The accounting policies adopted are consistent with the 2008 Annual Report for the year ended 30 June 2008.

All amounts stated in this interim financial report are represented in Australian Dollars (AUD) unless otherwise stated.

Note 2. Dividends

The Company has not declared any dividends in the period ended 31 December 2008.

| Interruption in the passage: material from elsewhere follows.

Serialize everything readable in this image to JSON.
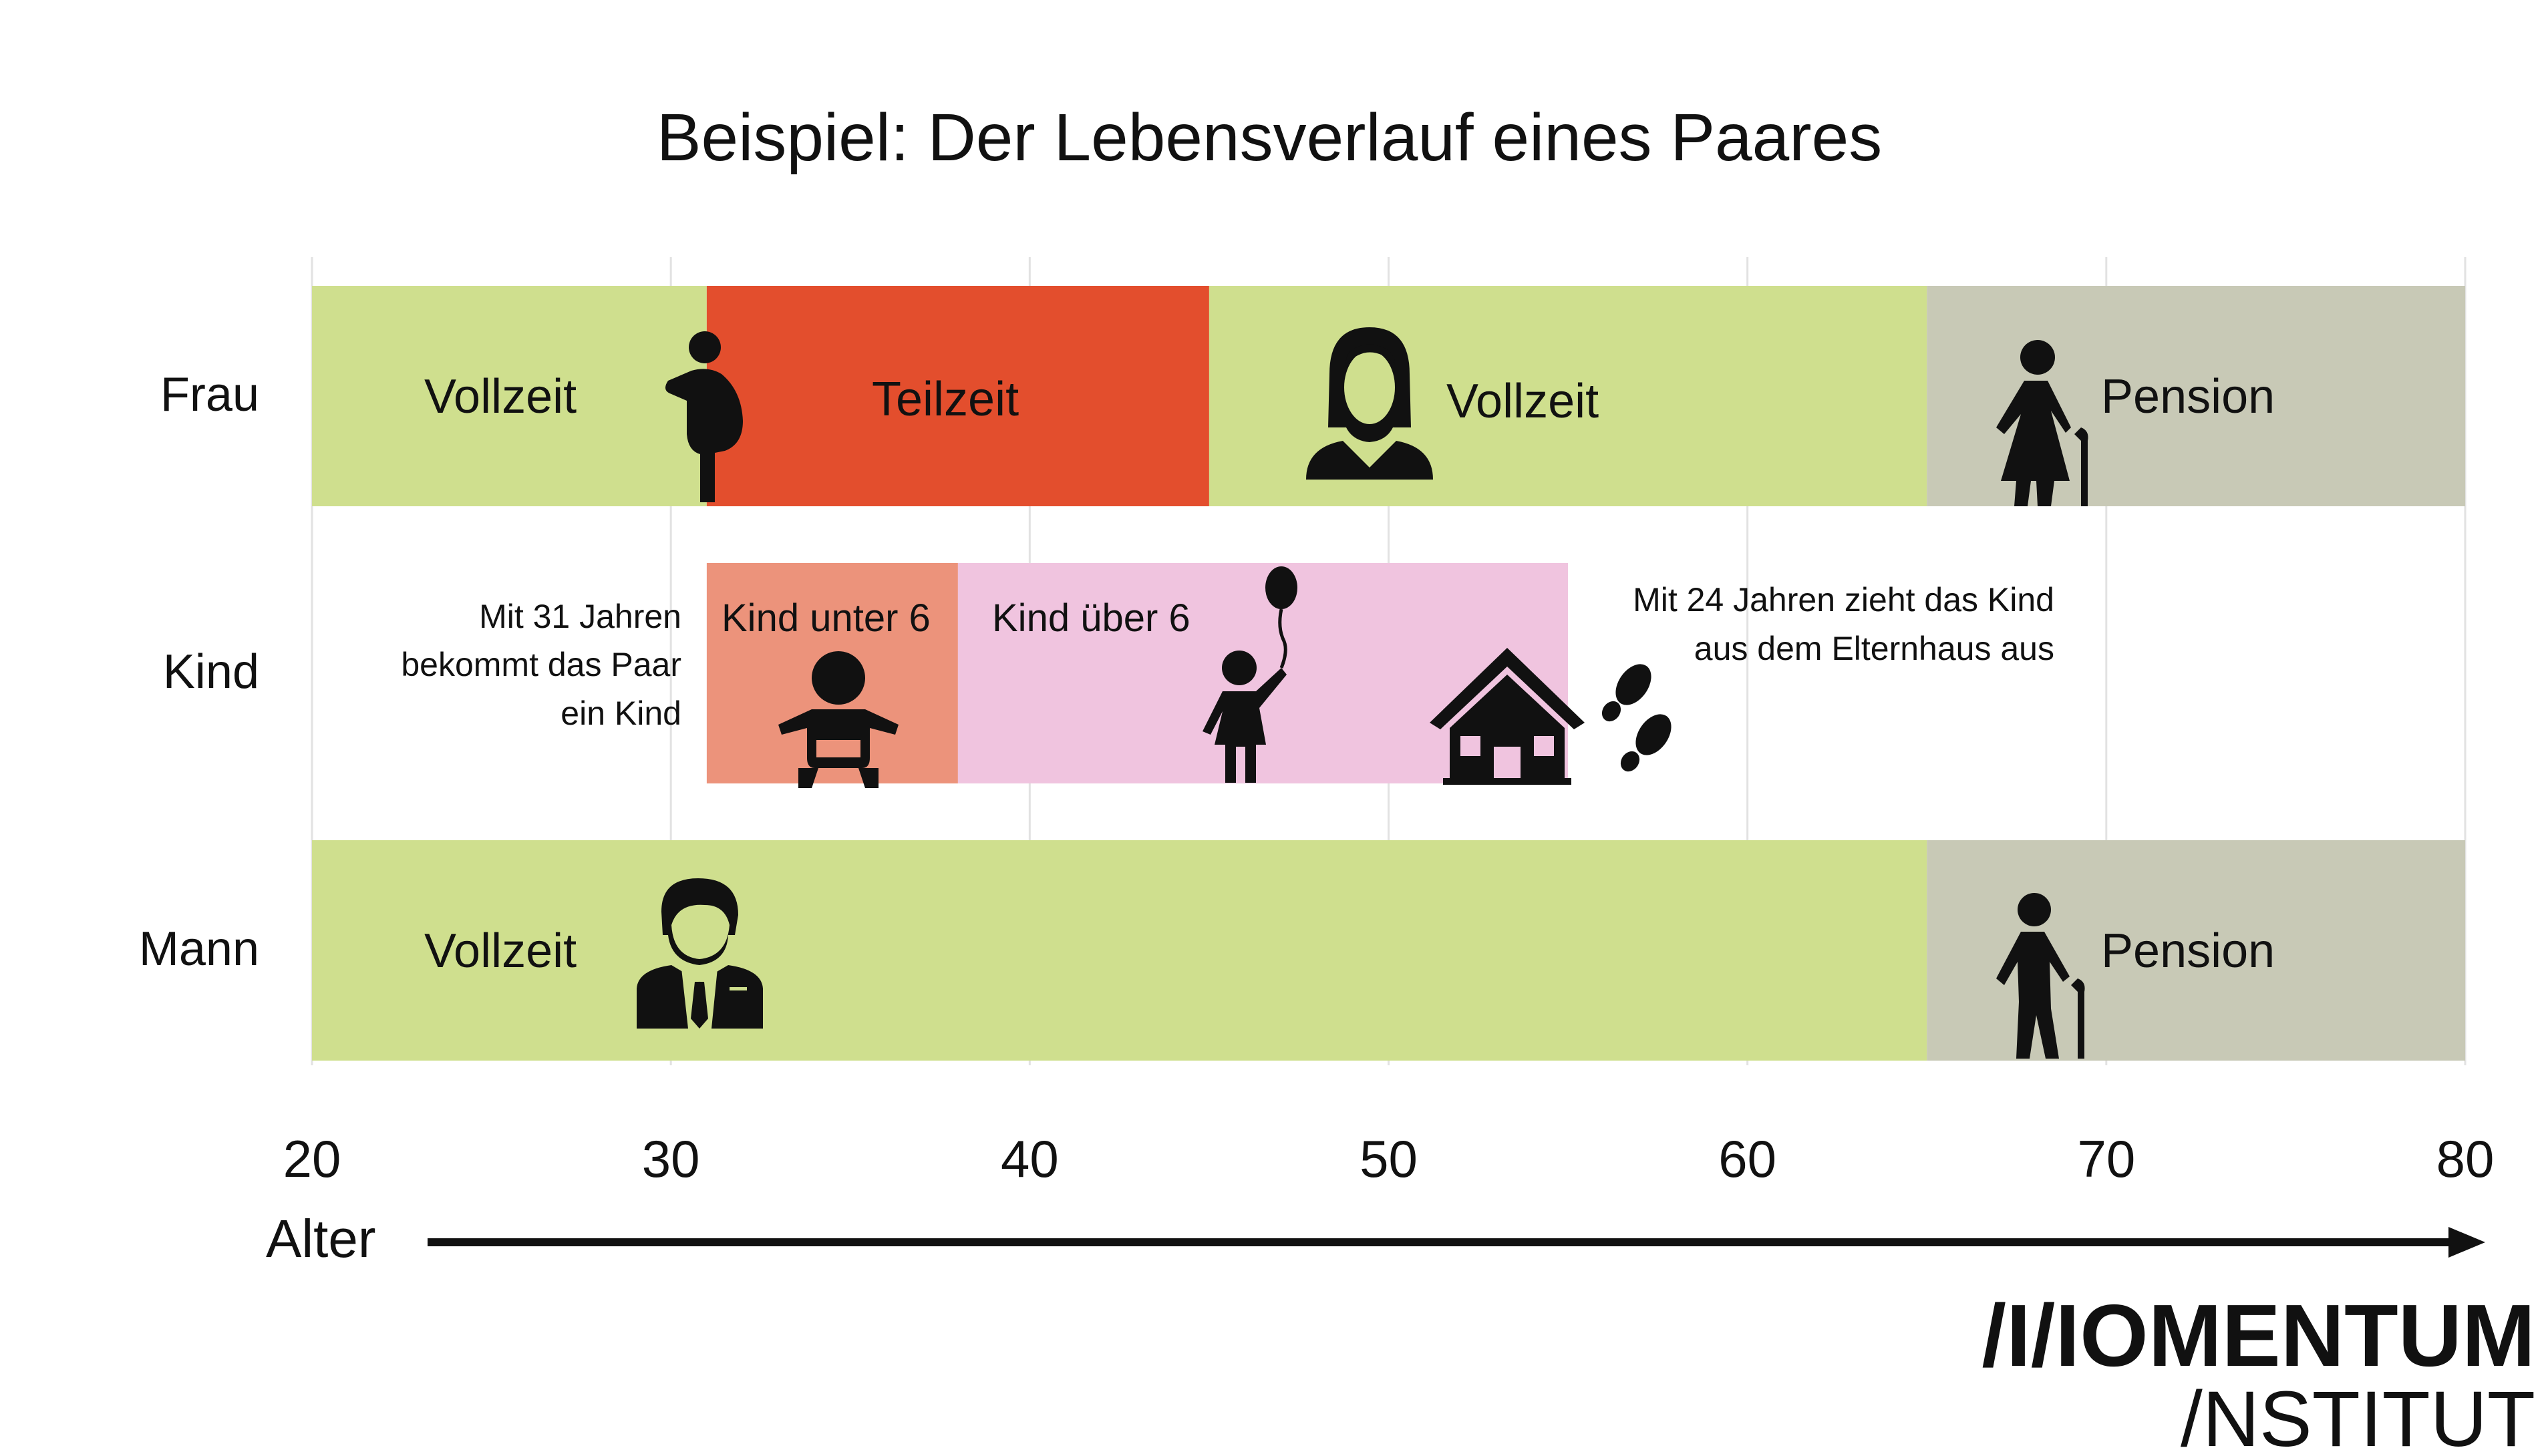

Note 3. Contingent Liabilities and Assets

There has been no change in contingent liabilities and assets since the last annual reporting date.

Note 4. Issued Capital

31 December 2008 31 December 2007 30 June 2008
No. $ No. $ No. $
Issued and Paid Up Capital
Fully Paid Ordinary Shares 42,550,668 20,854,412 42,550,668 20,570,009 42,550,668 20,854,412
Total Issued Capital 20,854,412 20,570,009 20,854,412

Note 5: Loss per Share

31 December 2008 31 December 2007 30 June 2008
Basic loss per share (cents) (1.83) (3.04) (7.06)
Diluted loss per share (cents) (1.83) (3.04) (7.06)
a) Net loss used in the calculation of basic and diluted loss per share ($776,608) ($1,295,142) ($2,828,901)
b) Weighted average number of ordinary shares outstanding during the period used in the calculation of basic and diluted loss per share 42,550,668 42,550,668 40,050,309

Options that are considered to be potential ordinary shares are excluded from the weighted average number of ordinary shares used in the calculation of basic loss per share. Where dilutive, potential ordinary shares are included in the calculation of diluted loss per share.

All the options on issue do not have the effect to dilute loss per share. Therefore they have been excluded from the calculation of diluted loss per share.  There have been no other conversions to, call of, or subscriptions for ordinary shares since the reporting date and before the completion of this report.

Note 6: Net Tangible Assets

31 December 2008 31 December 2007 30 June 2008
Net Tangible Assets $11,548,568 $18,653,274 $13,200,363
Shares (No.) 42,550,668 42,550,668 42,550,668
Net Tangible Assets (Cents) 27.14 43.84 31.02

Note 7. Events Subsequent to Reporting Date

No matters or circumstances have arisen since 31st December 2008 which significantly affected or may significantly affect the operations of the consolidated entity, the result of those operations or the state of affairs of the consolidated entity in subsequent financial years.